CAMPAÑA NACIONAL DE 1856 "GUERRA CENTROAMERICANA"

Batalla de Santa Rosa
20 de Marzo de 1856


A principios de marzo de 1856, cuando la producción cafetalera se encontraba en plena expansión, Costa Rica debe enfrentar a los filibusteros y de esa manera ratificar su independencia. En Nicaragua desde la proclamación de la independencia en 1821, dos grupos se disputan a muerte el poder político: Los liberales de León y los conservadores de Granada. En 1854, el grupo de los liberales de León fue derrotado en las elecciones, por lo que sus partidarios recurrieron a la guerra civil y al auxilio extranjero para poder gobernar el país. Francisco Castellón, jefe liberal contrató a los filibusteros estadounidenses, con el objetivo de decidir esta lucha a su favor, pero no se dio cuenta del afán expansionista y la mala reputación con la que contaba su líder William Walker. Este último desembarca en 1855 en el Realejo, encabezando la llamada Falange Americana, los liberales no imaginaron jamás que estaban ante el hombre que llegaría a proclamarse Presidente y General en jefe del ejército nicaragüense.
Placa en Santa Rosa
"PAZ Y GLORIA A LOS BRAVOS QUE HAN PERECIDO
SALUD Y LAUROS A TODOS LOS VALIENTES VENCEDORES."

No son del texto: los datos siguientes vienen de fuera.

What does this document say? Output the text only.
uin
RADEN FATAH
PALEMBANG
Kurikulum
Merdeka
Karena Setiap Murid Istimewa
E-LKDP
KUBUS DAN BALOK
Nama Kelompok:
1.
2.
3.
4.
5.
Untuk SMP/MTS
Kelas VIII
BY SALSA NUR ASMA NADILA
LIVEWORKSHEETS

                                                               JUAN RAFAEL MORA

HOMENAJE DE LA
ORGANIZACION DE ESTADOS CENTROAMERICANOS
(ODECA)
EN EL PRIMER CENTENARIO DE LA BATALLA DE
SANTA ROSA
1856-20 DE MARZO-1956



William Walker. Era considerado un hombre de gran astucia y enérgico en sus decisiones. Nació en Nashville, Tennessee, Estados Unidos, se graduó de médico y abogado dedicándose al filibusterismo en San Francisco de California. Aceptó la propuesta para ingresar como mercenario a Nicaragua, luchando al lado de los liberales de Castellón, siguiendo un plan preconcebido por el Congreso de su país. A cambio recibiría tierras para él y los mercenarios que lo acompañaban. Al ver la facilidad con que se había convertido en árbitro de los destinos de Nicaragua, Walker tuvo la idea de apoderarse de las cinco repúblicas de Centroamérica y extender en ellas el esclavismo y así formar un imperio en el istmo. Planeaba anexar las cinco repúblicas centroamericanas a una confederación de los estados del sur de la William Walker Unión Americana. Fue así como William Walker intentó invadir nuestro país. Los costarricenses se preparan... El representante de Costa Rica en Washington -Luis Molina- informó al presidente Mora sobre las intenciones de Walker. El filibustero fue considerado por los centroamericanos una verdadera amenaza ya que contaba con el apoyo de los Estados sureños de la Unión Americana, que tenía como objetivo principal someter a la esclavitud todo lo que pudiera serle útil. La reacción de Mora no se hizo esperar, tomó la decisión de expulsarlo de Nicaragua, en febrero de 1856, el Congreso otorga poderes generalísimos a Mora quien levantó en armas a los costarricenses para sacar a los invasores. Para enfrentar la guerra, se formó un ejército de 9.000 hombres, formado por personas de todos los niveles y lugares. 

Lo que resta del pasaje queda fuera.